Dirt - millions of cubic yards of it - were disposed in an environmentally sound but economical way. Learn more about how that was done at digging and dumping dirt. See how the mitigation program turned this problem into a creative solution by . . .

  • Making an agreement with the City of Boston to use project dirt to cap an old landfill on an island in Boston Harbor, stopping the leaching of toxic materials into the harbor and converting the island into a public park.
  • Sending clay excavated from downtown Boston to cap area landfills, preventing more costly disposal at distant sites and saving municipal governments millions of dollars.

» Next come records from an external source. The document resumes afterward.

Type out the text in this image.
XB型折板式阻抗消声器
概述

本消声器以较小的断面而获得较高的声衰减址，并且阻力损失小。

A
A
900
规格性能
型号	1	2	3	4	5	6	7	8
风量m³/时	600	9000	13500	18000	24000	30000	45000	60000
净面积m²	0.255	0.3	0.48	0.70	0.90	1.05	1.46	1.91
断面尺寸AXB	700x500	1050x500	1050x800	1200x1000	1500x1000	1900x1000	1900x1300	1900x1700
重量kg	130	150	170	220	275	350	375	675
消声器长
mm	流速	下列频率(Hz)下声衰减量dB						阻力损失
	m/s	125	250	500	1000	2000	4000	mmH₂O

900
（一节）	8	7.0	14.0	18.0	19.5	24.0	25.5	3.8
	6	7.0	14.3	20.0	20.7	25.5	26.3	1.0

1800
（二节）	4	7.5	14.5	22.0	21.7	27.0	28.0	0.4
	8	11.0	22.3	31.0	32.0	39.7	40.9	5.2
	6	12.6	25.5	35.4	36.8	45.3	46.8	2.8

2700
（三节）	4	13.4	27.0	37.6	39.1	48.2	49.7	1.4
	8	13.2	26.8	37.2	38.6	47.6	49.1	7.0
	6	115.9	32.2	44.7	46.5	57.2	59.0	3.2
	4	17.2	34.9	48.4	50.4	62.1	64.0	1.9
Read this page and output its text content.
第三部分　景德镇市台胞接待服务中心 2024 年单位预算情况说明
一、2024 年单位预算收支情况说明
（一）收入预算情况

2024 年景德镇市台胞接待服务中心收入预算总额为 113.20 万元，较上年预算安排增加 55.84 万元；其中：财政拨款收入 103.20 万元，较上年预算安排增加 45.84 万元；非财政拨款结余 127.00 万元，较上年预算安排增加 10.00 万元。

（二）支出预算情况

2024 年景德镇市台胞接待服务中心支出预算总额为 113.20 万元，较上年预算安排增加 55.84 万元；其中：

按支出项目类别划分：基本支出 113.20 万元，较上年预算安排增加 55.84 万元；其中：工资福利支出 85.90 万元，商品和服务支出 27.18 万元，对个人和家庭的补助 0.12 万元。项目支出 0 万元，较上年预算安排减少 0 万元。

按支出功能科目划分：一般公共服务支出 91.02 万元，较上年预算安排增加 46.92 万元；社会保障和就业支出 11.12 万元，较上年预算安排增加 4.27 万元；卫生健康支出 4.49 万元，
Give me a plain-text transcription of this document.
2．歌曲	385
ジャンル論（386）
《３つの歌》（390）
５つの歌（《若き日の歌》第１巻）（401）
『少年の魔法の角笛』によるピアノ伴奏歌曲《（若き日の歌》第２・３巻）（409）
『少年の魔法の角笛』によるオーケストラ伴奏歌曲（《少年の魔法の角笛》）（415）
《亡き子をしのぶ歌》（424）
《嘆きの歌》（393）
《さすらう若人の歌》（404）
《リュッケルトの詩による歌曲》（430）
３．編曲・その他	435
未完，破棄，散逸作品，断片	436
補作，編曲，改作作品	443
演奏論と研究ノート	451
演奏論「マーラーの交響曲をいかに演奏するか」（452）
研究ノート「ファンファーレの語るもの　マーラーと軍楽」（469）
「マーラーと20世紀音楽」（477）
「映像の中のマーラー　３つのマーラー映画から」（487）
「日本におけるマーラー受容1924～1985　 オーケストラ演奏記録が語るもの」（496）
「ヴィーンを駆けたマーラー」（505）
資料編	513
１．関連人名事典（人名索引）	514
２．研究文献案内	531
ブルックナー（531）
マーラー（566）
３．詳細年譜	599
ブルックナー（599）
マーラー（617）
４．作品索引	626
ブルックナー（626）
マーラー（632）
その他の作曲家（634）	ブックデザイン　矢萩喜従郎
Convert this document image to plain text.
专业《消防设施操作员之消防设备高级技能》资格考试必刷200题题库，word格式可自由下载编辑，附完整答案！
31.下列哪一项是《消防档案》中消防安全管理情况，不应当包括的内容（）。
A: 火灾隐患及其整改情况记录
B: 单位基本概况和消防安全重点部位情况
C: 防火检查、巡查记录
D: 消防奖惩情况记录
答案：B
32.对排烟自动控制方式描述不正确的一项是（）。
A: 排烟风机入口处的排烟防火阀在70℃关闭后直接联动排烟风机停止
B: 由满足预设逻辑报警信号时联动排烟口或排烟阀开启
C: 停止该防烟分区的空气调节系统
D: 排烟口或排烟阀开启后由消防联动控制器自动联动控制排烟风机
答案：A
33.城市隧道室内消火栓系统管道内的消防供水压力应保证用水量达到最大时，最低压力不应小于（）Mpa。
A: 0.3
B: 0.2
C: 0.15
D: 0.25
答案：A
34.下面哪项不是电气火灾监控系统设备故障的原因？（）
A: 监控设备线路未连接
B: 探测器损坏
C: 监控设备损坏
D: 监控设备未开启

Noise complaints dropped by fifty percent after the implementation of the nighttime noise patrol, which monitored and enforced regulations on construction noise. As a result of regular meetings with community and resident groups, a detailed noise policy was adopted in response to their concerns about the impact of construction severely, restricting noise while preserving the project's ambitious schedule. More details are available describing the CA/T Project's construction noise control program (PDF 48K).

Harbor life, including fish and lobsters, could have been harmed or seriously disrupted by dredging and blasting on the harbor floor during construction of the Ted Williams Tunnel. A program called "fish startling" drove fish away from blast zones with sound waves, and close scheduling of dredging work prevented disruption to lobster migrations. Also, to compensate for construction impacts on wetland areas, the project reclaimed an intertidal wetland area at Rumney Marsh and created an artificial reef system in Boston Harbor for shellfish and other sea life.

Inclusion of all affected groups and constituencies in project planning has produced consensus decisions acceptable to all parties on such important issues as restoration of surface streets and development of parcels in the 27 acres of open space to be created by the old highway demolition.

Creation of more than 300 acres of new parks (three quarters of the 27 acres of downtown open space will remain open after development) and open space in and around downtown Boston was the result of mitigation-related negotiation with the city and community groups affected by construction. The guiding principle was to leave the city with more than it had before construction began, even beyond the significant transportation improvements.

Lessons Learned

A key benefit of the CA/T Project is the lessons that any city contemplating a project like this will inevitably  have to look at. Every element of the mitigation program - public participation, community outreach, environmental sensitivity, keeping the city open for business - is fully replicable elsewhere. Key challenges include integrating each of these aspects of mitigation with project design and construction, from the beginning, and adopting a sincere spirit of mitigation throughout. The key to success is skilled consensus and coalition building, and steady focus on project benefits.